When patients do pluck up the courage to raise concerns, the typical hospital reaction is to deny, defend and delay. It’s a terrible situation, and it’s nothing new.

Over the years there have been many reports trying to mend this culture: in 1994, 1999 and 2001. The weightiest research was in 2004, Dame Janet Smith’s fifth report of the Shipman inquiry, which made many of the points that Ann Clwyd makes today. It cites a lack of fair procedures and a failure to give adequate explanations or to take account of the imbalance of power between healthcare professionals and patients, including the patient’s feat of retribution. A lack of impartiality in organisations investigating their own conduct and an absence of accountability to an external body was also reported.

That was 2004. I can’t help but wonder: do hospital managers or Royal College of Nursing top brass ever pay any attention to reports that uncover scandals, and demand inconvenient action?

Clwyd has made some attempts to ensure that these reluctant and defensive bureaucrats do implement her findings, persuading several NHS organisations to sign pledges to act on her recommendations.
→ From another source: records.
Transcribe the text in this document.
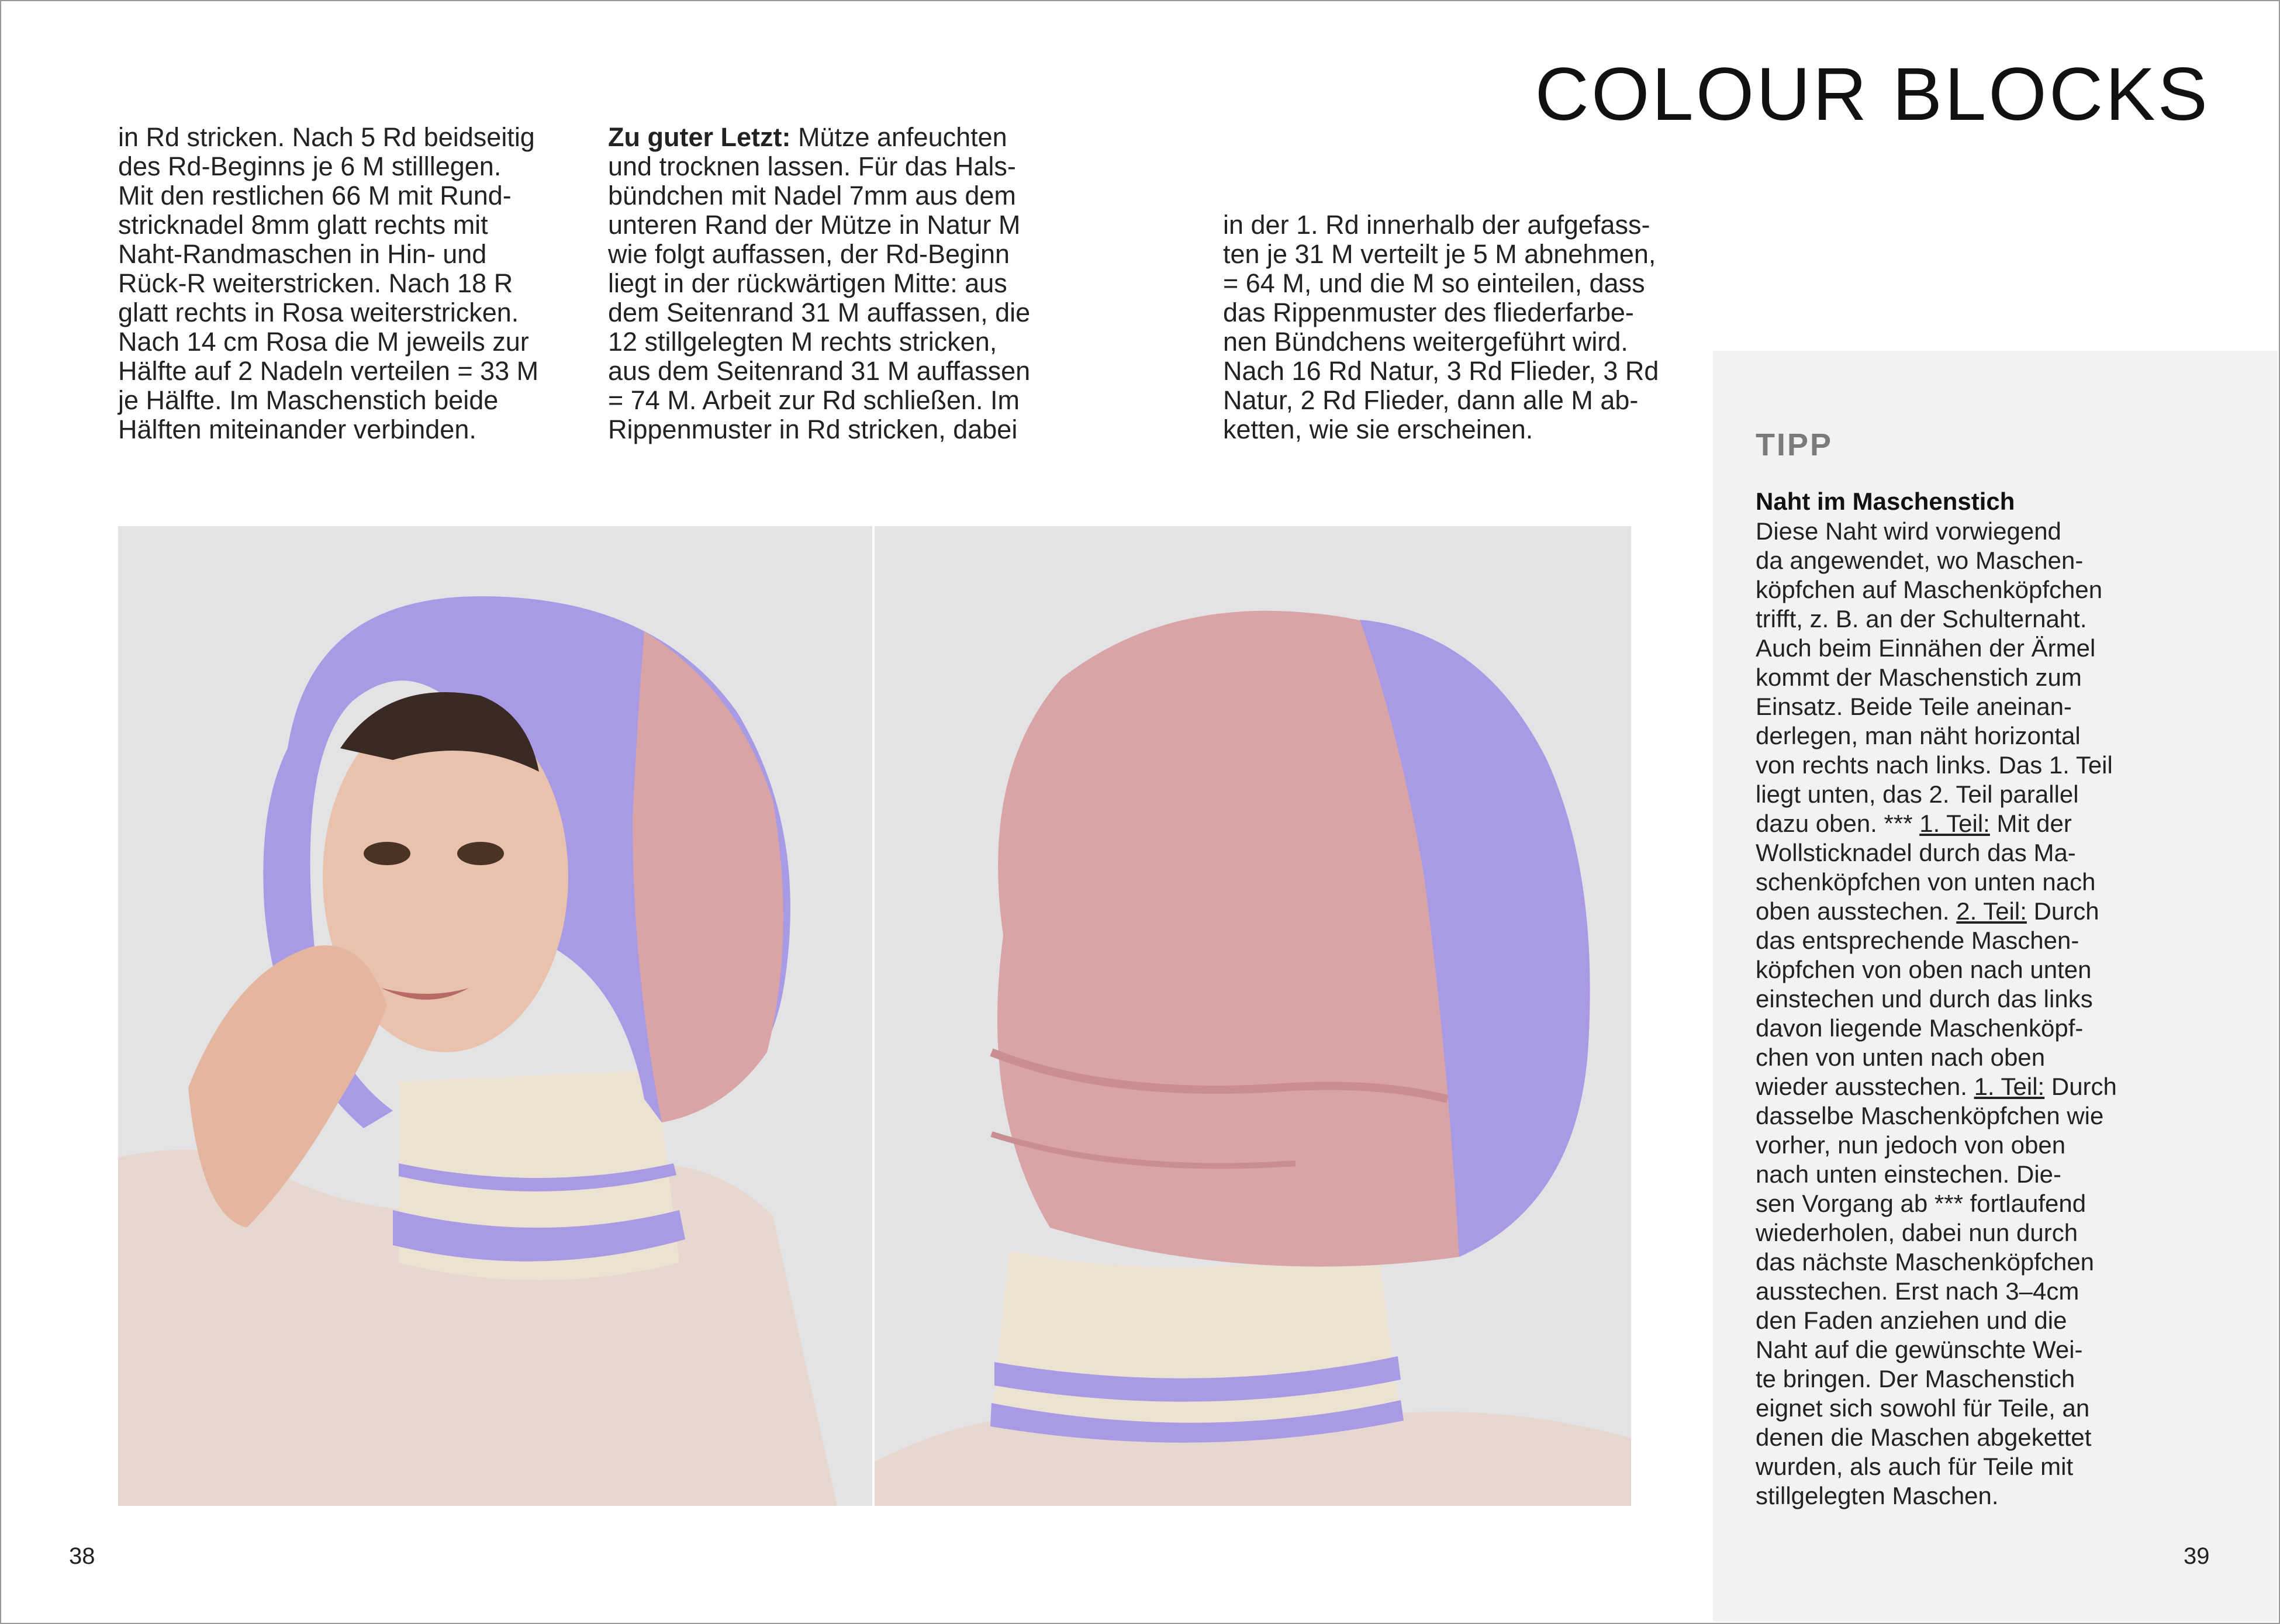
COLOUR BLOCKS

in Rd stricken. Nach 5 Rd beidseitig
des Rd-Beginns je 6 M stilllegen.
Mit den restlichen 66 M mit Rund-
stricknadel 8mm glatt rechts mit
Naht-Randmaschen in Hin- und
Rück-R weiterstricken. Nach 18 R
glatt rechts in Rosa weiterstricken.
Nach 14 cm Rosa die M jeweils zur
Hälfte auf 2 Nadeln verteilen = 33 M
je Hälfte. Im Maschenstich beide
Hälften miteinander verbinden.

Zu guter Letzt: Mütze anfeuchten
und trocknen lassen. Für das Hals-
bündchen mit Nadel 7mm aus dem
unteren Rand der Mütze in Natur M
wie folgt auffassen, der Rd-Beginn
liegt in der rückwärtigen Mitte: aus
dem Seitenrand 31 M auffassen, die
12 stillgelegten M rechts stricken,
aus dem Seitenrand 31 M auffassen
= 74 M. Arbeit zur Rd schließen. Im
Rippenmuster in Rd stricken, dabei

in der 1. Rd innerhalb der aufgefass-
ten je 31 M verteilt je 5 M abnehmen,
= 64 M, und die M so einteilen, dass
das Rippenmuster des fliederfarbe-
nen Bündchens weitergeführt wird.
Nach 16 Rd Natur, 3 Rd Flieder, 3 Rd
Natur, 2 Rd Flieder, dann alle M ab-
ketten, wie sie erscheinen.	TIPP
Naht im Maschenstich

Diese Naht wird vorwiegend
da angewendet, wo Maschen-
köpfchen auf Maschenköpfchen
trifft, z. B. an der Schulternaht.
Auch beim Einnähen der Ärmel
kommt der Maschenstich zum
Einsatz. Beide Teile aneinan-
derlegen, man näht horizontal
von rechts nach links. Das 1. Teil
liegt unten, das 2. Teil parallel
dazu oben. *** 1. Teil: Mit der
Wollsticknadel durch das Ma-
schenköpfchen von unten nach
oben ausstechen. 2. Teil: Durch
das entsprechende Maschen-
köpfchen von oben nach unten
einstechen und durch das links
davon liegende Maschenköpf-
chen von unten nach oben
wieder ausstechen. 1. Teil: Durch
dasselbe Maschenköpfchen wie
vorher, nun jedoch von oben
nach unten einstechen. Die-
sen Vorgang ab *** fortlaufend
wiederholen, dabei nun durch
das nächste Maschenköpfchen
ausstechen. Erst nach 3–4cm
den Faden anziehen und die
Naht auf die gewünschte Wei-
te bringen. Der Maschenstich
eignet sich sowohl für Teile, an
denen die Maschen abgekettet
wurden, als auch für Teile mit
stillgelegten Maschen.

38	39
Most of these are the great and good of the health service: the NHS Confederation, the General Medical Council, Monitor and the Care Quality Commission. But really, she needs pledges not from such august (and rather toothless) bodies, but from the hospital trusts – these are the organisations that have ignored the need for a patient-friendly complaints system in the past.

I would like to see every local Healthwatch, patient assembly or patient champion across the country investigate the complaints procedures of all the hospital trusts in their area to see whether they are compliant with Clwyd’s recommendations. They should kick up a hell of a fuss if they aren’t. Otherwise, her report will go the way of all the previous complaints procedures reviews – and be totally ignored.

The original article was published by Dick Vinegar For the Guardian on Monday 18 November 2013.